# invariant of bin packing

We are given an array of integers and a number K. We need to pack these integers into bins. The condition is that we have to use exactly K number of bins and each bin should have equal capacity. We need to find the size of bin such that wastage of unused bin is minimized.

Is this problem polynomial time solvable?

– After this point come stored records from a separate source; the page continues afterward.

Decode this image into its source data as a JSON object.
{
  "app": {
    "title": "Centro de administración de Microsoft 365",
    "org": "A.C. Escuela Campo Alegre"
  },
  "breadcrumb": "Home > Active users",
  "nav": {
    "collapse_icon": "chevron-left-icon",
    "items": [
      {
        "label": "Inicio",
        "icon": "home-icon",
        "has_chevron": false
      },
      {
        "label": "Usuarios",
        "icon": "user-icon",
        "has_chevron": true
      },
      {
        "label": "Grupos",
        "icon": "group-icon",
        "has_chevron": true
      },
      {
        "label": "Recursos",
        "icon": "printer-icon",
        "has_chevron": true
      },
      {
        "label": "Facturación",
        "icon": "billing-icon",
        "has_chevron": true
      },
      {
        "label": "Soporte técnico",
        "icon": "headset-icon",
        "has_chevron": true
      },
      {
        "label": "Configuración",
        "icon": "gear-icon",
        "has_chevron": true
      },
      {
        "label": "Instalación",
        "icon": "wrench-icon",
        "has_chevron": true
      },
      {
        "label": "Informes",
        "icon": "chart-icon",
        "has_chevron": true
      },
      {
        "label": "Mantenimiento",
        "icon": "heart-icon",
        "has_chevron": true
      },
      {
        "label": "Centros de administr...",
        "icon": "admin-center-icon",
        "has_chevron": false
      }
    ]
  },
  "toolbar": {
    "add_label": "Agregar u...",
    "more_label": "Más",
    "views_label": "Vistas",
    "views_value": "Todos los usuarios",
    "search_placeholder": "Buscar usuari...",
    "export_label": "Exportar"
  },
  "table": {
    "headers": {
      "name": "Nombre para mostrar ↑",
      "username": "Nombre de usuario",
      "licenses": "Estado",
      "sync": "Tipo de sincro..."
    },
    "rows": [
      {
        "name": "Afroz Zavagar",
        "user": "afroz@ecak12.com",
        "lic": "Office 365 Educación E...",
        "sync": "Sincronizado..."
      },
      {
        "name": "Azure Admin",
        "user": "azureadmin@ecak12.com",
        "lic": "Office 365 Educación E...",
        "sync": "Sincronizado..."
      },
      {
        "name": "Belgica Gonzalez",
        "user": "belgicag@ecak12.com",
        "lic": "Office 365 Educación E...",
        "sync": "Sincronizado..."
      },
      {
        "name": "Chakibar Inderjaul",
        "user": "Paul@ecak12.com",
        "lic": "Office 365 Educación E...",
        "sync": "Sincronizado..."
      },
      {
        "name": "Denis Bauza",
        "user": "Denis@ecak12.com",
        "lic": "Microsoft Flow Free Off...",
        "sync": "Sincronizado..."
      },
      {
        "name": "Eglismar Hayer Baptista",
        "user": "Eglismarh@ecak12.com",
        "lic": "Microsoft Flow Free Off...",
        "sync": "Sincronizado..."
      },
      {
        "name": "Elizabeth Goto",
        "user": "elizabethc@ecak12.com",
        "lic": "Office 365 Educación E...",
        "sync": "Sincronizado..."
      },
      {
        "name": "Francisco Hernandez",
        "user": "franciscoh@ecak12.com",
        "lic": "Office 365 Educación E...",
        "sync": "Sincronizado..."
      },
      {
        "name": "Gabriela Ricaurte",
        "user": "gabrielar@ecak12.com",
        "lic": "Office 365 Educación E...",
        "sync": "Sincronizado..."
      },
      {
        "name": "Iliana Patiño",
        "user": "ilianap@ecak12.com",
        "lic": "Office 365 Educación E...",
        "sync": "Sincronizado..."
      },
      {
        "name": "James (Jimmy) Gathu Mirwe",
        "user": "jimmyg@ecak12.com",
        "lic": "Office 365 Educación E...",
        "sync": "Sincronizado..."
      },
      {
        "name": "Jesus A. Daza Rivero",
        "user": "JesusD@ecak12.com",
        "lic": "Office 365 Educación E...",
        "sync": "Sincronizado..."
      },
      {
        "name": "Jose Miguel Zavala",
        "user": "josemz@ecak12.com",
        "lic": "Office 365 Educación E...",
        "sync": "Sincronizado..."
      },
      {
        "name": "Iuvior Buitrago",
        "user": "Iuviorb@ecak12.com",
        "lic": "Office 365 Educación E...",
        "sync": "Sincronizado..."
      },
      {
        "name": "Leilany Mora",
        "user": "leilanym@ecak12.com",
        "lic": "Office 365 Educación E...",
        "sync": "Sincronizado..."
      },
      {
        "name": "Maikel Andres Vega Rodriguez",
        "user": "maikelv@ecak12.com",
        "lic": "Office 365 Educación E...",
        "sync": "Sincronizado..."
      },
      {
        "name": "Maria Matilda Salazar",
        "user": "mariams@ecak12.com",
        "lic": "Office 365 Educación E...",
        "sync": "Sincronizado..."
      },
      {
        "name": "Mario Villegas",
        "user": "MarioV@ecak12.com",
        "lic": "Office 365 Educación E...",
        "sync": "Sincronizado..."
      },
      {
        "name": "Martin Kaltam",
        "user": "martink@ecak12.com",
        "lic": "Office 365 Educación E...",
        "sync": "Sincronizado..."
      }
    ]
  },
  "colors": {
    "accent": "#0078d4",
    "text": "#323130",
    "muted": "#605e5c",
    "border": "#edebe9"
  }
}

• If there is no condition on the number of bins or the capacity and the weight is determined by the integer value, you can choose 1 bin with the sum of the set as capacity. That gives a wastage of 0 whereas every existing bin has the same capacity. – CIAndrews Mar 24 at 11:43
• @CIAndrews I updated the question. – Manoharsinh Rana Mar 24 at 11:45
• @Apass.Jack I updated the question. – Manoharsinh Rana Mar 24 at 12:04
• It's not poly-time solvable even for $K=2$, since that's the Partition Problem. – j_random_hacker Mar 24 at 12:05
• Spelling that out to you would take away any remaining learning value in this exercise. Spend some time and effort and see if you can figure the correspondence out yourself, and come back with specific questions if you get stuck. – j_random_hacker Mar 24 at 17:42

A solution is given by $$\max\{ 1/m \sum_{i=1}^n t_i, max_i t_i \}$$ where $$t_i$$ represents the $$i$$th integer and $$m$$ represent the set length. The wiki reference above includes a paper with the proof.